ATLANTA — As a girl, Penny Brown Reynolds had two role models: her mother and Perry Mason.
Growing up fatherless in the small-town South, she watched the tough attorney on television from her living room couch, which was also her bed.
She figured that becoming a lawyer, and eventually a judge, would help her and her single mother overcome the stigma of being poor.
“I saw being a judge as a career where no one could question my integrity,” Reynolds said. “Everything I did was to right all the wrongs in her life.”
Reynolds, now a judge in Fulton County State Court, will soon star in “Family Court With Judge Penny,” drawing on her legal and personal background to address fighting couples, reckless parents and child custody issues.
“Family issues touch everyone in America,” she said. “These are going to be the cases that matter.”
Reynolds is the third woman from the Atlanta legal community to make the jump into reality courtroom television, following in the footsteps of Glenda Hatchett, who formerly presided over Fulton County’s juvenile court, of “Judge Hatchett” and former Fulton County prosecutor Nancy Grace, who stars in a justice-themed debate show bearing her name on CNN.
The half-hour “Family Court” has been syndicated in nearly 30 markets across the country, including stations from Fox Television, Sinclair Broadcast Group, Hearst-Argyle Television, CBS Television, Tribune Broadcasting and the CW Plus Groups.
The show, co-produced by Program Partners and 44 Blue Productions, is being filmed in Los Angeles and is scheduled for a fall launch.
Reynolds’ Perry Mason fantasy didn’t include having her own show, but her appearance on “The Dr. Phil Show” in February 2007 set her on the path to Hollywood. The judge was invited on the show as an expert on postnuptial agreements, and was such a hit that Dr. Phil offered Reynolds her chance at fame with her own show.
Other offers also poured in, but at the time, Reynolds said she was reluctant to pursue television.
“All I wanted to be was a judge,” Reynolds said. “I didn’t want to do anything that would appear demeaning to the legacy I was trying to create for myself, my mother and my grandchildren. It was not something I pursued because I wanted to maintain the integrity of wearing that robe.”
Reynolds said she thinks she can do that with “Family Court,” based on the nature of the cases.
Like the lawyers before her who went on to TV prominence, Reynolds brings an approach that blends straight talk and creative sentencing. She said her show will also be a balance of entertainment and empathy.
“You need somebody to be straight, but not humiliate or degrade,” she said. “There’s a back story to every situation. I’m the person who wants to hear that story.”

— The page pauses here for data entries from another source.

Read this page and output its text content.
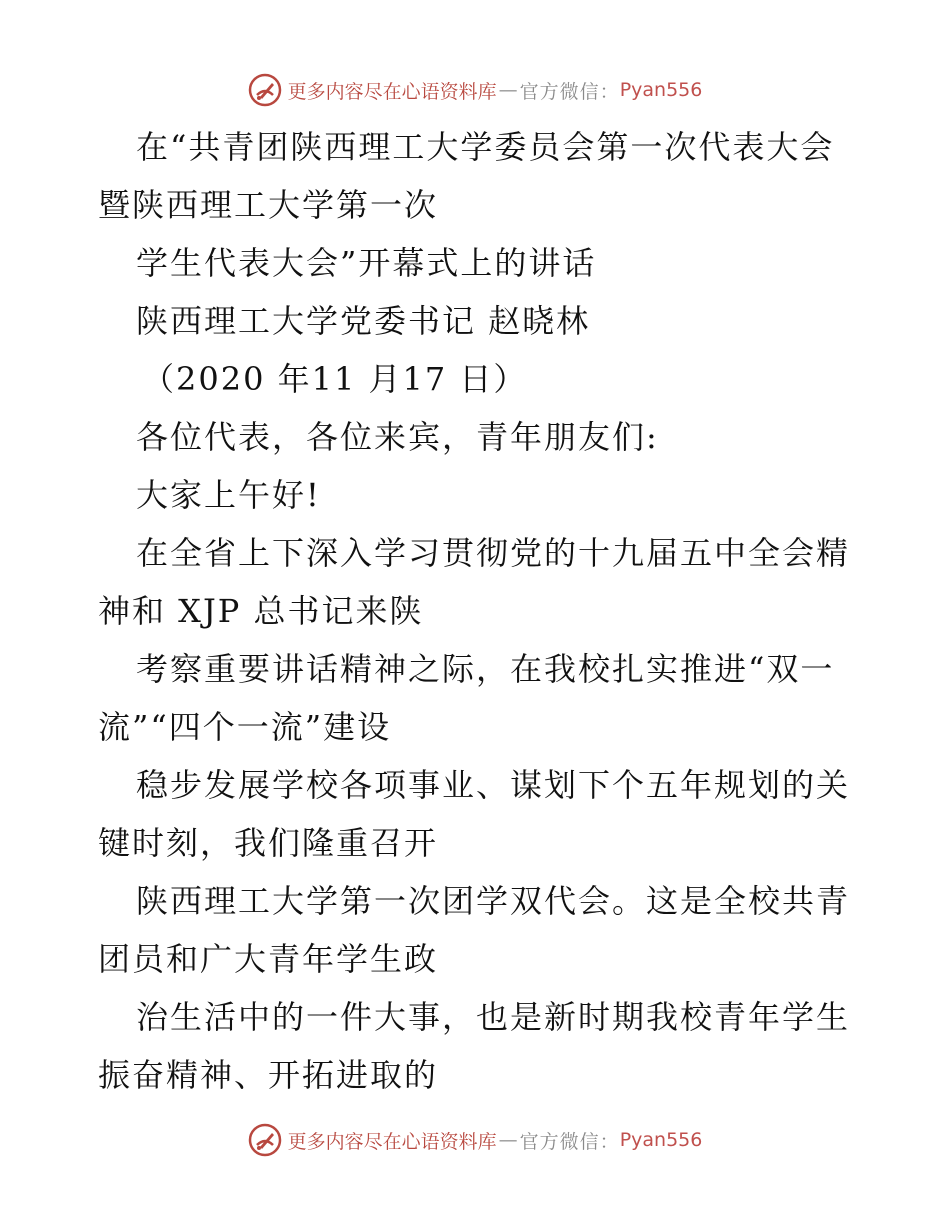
更多内容尽在心语资料库 — 官方微信： Pyan556
在“共青团陕西理工大学委员会第一次代表大会
暨陕西理工大学第一次
学生代表大会”开幕式上的讲话
陕西理工大学党委书记 赵晓林
（2020 年11 月17 日）
各位代表，各位来宾，青年朋友们:
大家上午好!
在全省上下深入学习贯彻党的十九届五中全会精
神和 XJP 总书记来陕
考察重要讲话精神之际，在我校扎实推进“双一
流”“四个一流”建设
稳步发展学校各项事业、谋划下个五年规划的关
键时刻，我们隆重召开
陕西理工大学第一次团学双代会。这是全校共青
团员和广大青年学生政
治生活中的一件大事，也是新时期我校青年学生
振奋精神、开拓进取的
更多内容尽在心语资料库 — 官方微信： Pyan556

In her eight years on the bench, the lessons Reynolds learned from her mother, Deforest Marie Brown, have shaped her advice to the people who pass through her courtroom. Reynolds has used tough love and creative sentencing to resolve her cases.
“When you’re dealing with family issues, it’s about more than just the issue or the person that’s before you,” Reynolds said.
Besides doling out punishment, Reynolds may put people into counseling, put troubled teens into a wilderness program or boot camp, or require someone to get his or her GED.
“What it says to the person is that somebody believes in you,” she said, adding that some people have returned to show her their test scores. “Sometimes, punishment can involve doing something that helps you, so that you can be a vital and contributing member of society.”
When she refers to her own experiences as one of four girls raised by a struggling single mother, Reynolds said it makes it easier for people to relate and harder for them to make excuses.
“One who struggles understands adversity,” she said. “I can be tough, yet merciful.”